Los banqueros en Babia
Excesos, errores, descuidos: nadie es perfecto. El 4 de diciembre del ‘98, mientras doña Madelaine se refería al error del apoyo a las dictaduras latinoamericanas, pavada de error que lleva más de un siglo de sistemáticas carnicerías, otras dos equivocaciones se difundieron desde Washington. Ese día, una comisión de la Cámara de Representantes emitió un informe donde se refería a un descuido: por un descuido, el Citibank había lavado cien millones de narcodólares, que los traficantes de drogas habían puesto en manos del político mexicano Raúl Salinas. Y ese mismo día, otro informe, otro error: el Banco Mundial criticó públicamente un error de su hermano gemelo, el Fondo Monetario Internacional, cuyas recetas habían agravado la crisis de Tailandia, Indonesia y Corea del Sur. Las recetas del Fondo estaban equivocadas, según los técnicos del Banco, a juzgar por sus deprimentes resultados; pero el informe ni siquiera sugería la posibilidad de que pudiera haber algo de equivocado en el hecho de imponer recetas. Ese hecho es un derecho de la dictadura financiera, que ambos organismos ejercen en escala planetaria.

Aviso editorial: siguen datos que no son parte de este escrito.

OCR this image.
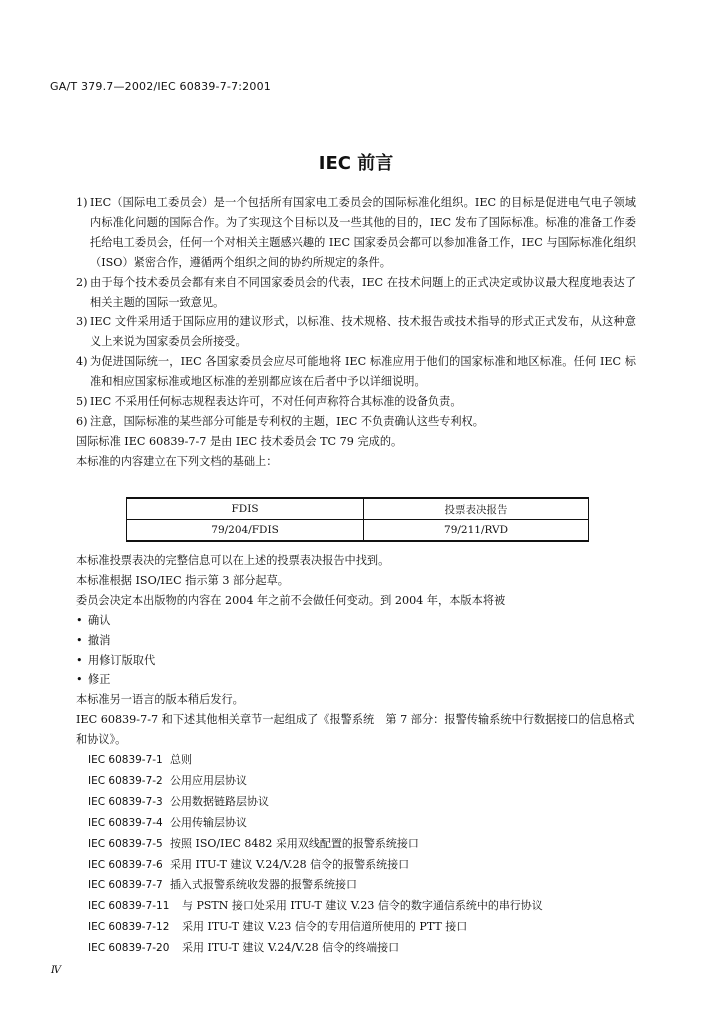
GA/T 379.7—2002/IEC 60839-7-7:2001
IEC 前言
1) IEC（国际电工委员会）是一个包括所有国家电工委员会的国际标准化组织。IEC 的目标是促进电气电子领域内标准化问题的国际合作。为了实现这个目标以及一些其他的目的，IEC 发布了国际标准。标准的准备工作委托给电工委员会，任何一个对相关主题感兴趣的 IEC 国家委员会都可以参加准备工作，IEC 与国际标准化组织（ISO）紧密合作，遵循两个组织之间的协约所规定的条件。
2) 由于每个技术委员会都有来自不同国家委员会的代表，IEC 在技术问题上的正式决定或协议最大程度地表达了相关主题的国际一致意见。
3) IEC 文件采用适于国际应用的建议形式，以标准、技术规格、技术报告或技术指导的形式正式发布，从这种意义上来说为国家委员会所接受。
4) 为促进国际统一，IEC 各国家委员会应尽可能地将 IEC 标准应用于他们的国家标准和地区标准。任何 IEC 标准和相应国家标准或地区标准的差别都应该在后者中予以详细说明。
5) IEC 不采用任何标志规程表达许可，不对任何声称符合其标准的设备负责。
6) 注意，国际标准的某些部分可能是专利权的主题，IEC 不负责确认这些专利权。

国际标准 IEC 60839-7-7 是由 IEC 技术委员会 TC 79 完成的。

本标准的内容建立在下列文档的基础上：

FDIS	投票表决报告
79/204/FDIS	79/211/RVD

本标准投票表决的完整信息可以在上述的投票表决报告中找到。

本标准根据 ISO/IEC 指示第 3 部分起草。

委员会决定本出版物的内容在 2004 年之前不会做任何变动。到 2004 年，本版本将被

• 确认

• 撤消

• 用修订版取代

• 修正

本标准另一语言的版本稍后发行。

IEC 60839-7-7 和下述其他相关章节一起组成了《报警系统　第 7 部分：报警传输系统中行数据接口的信息格式和协议》。

IEC 60839-7-1 总则
IEC 60839-7-2 公用应用层协议
IEC 60839-7-3 公用数据链路层协议
IEC 60839-7-4 公用传输层协议
IEC 60839-7-5 按照 ISO/IEC 8482 采用双线配置的报警系统接口
IEC 60839-7-6 采用 ITU-T 建议 V.24/V.28 信令的报警系统接口
IEC 60839-7-7 插入式报警系统收发器的报警系统接口
IEC 60839-7-11	与 PSTN 接口处采用 ITU-T 建议 V.23 信令的数字通信系统中的串行协议
IEC 60839-7-12	采用 ITU-T 建议 V.23 信令的专用信道所使用的 PTT 接口
IEC 60839-7-20	采用 ITU-T 建议 V.24/V.28 信令的终端接口
Ⅳ
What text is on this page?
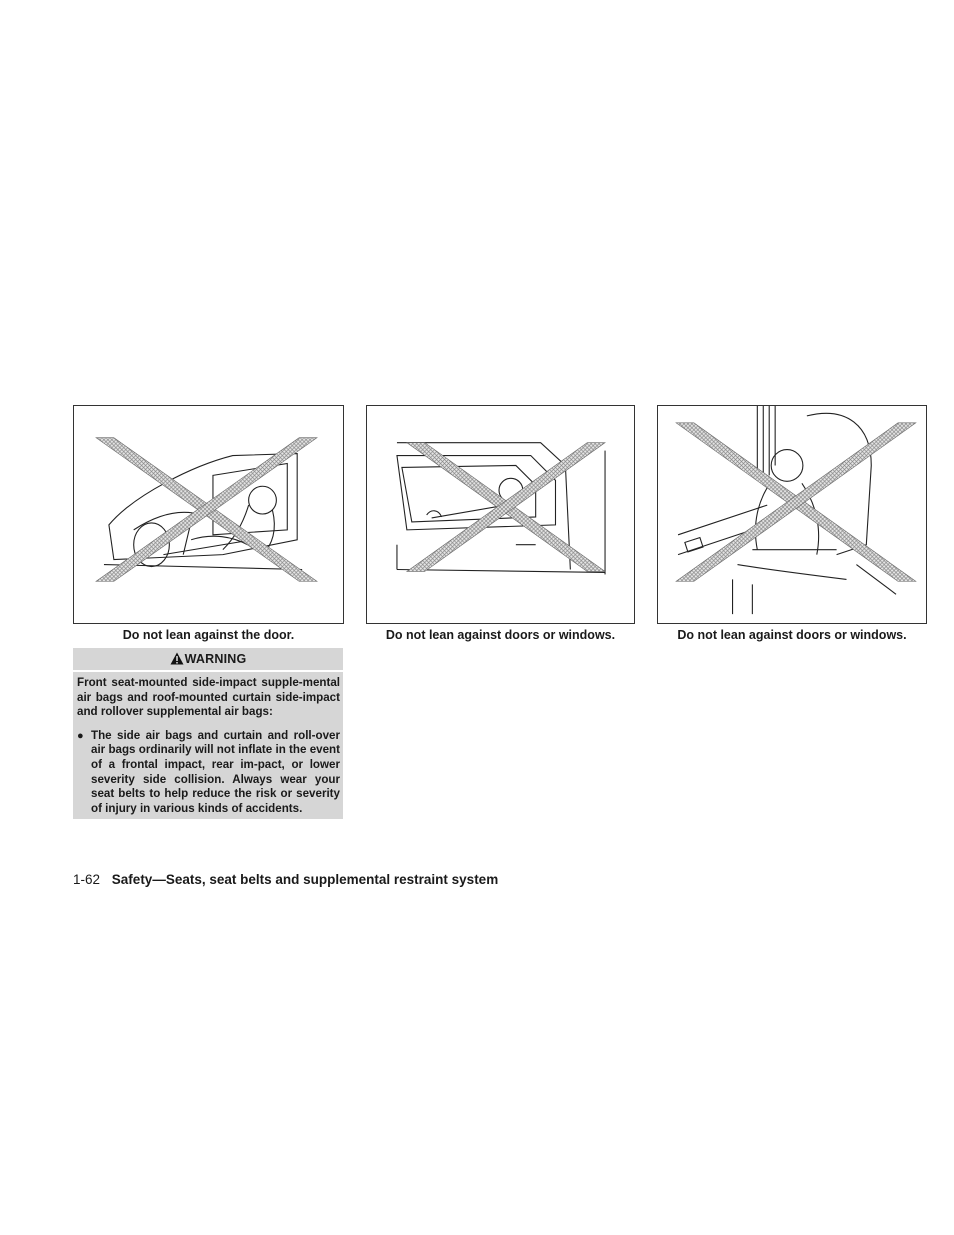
Do not lean against the door.	Do not lean against doors or windows.	Do not lean against doors or windows.
WARNING

Front seat-mounted side-impact supple-mental air bags and roof-mounted curtain side-impact and rollover supplemental air bags:

● The side air bags and curtain and roll-over air bags ordinarily will not inflate in the event of a frontal impact, rear im-pact, or lower severity side collision. Always wear your seat belts to help reduce the risk or severity of injury in various kinds of accidents.
1-62 Safety—Seats, seat belts and supplemental restraint system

Y eso está fuera de discusión. Sus tecnócratas recetadores no han aprendido medicina con Hipócrates, ni con Galeno: ellos multiplican las plagas del mundo, aplicando las pócimas enseñadas por las mismas eminencias que habían dictado la política económica del general Pinochet. Y es, por cierto, la dictadura financiera internacional, que gobierna a los gobiernos, la que con sus errores facilita los descuidos de la alta banquería y garantiza impunidad a sus enjuagues.
El poder llama errores a la rutina de sus horrores. ¿Una profunda crisis de valores, que el lenguaje revela? Quizá. En todo caso, en el diccionario de este fin de siglo, crisis de valores es el nombre que tiene la caída de las cotizaciones de las acciones en la Bolsa.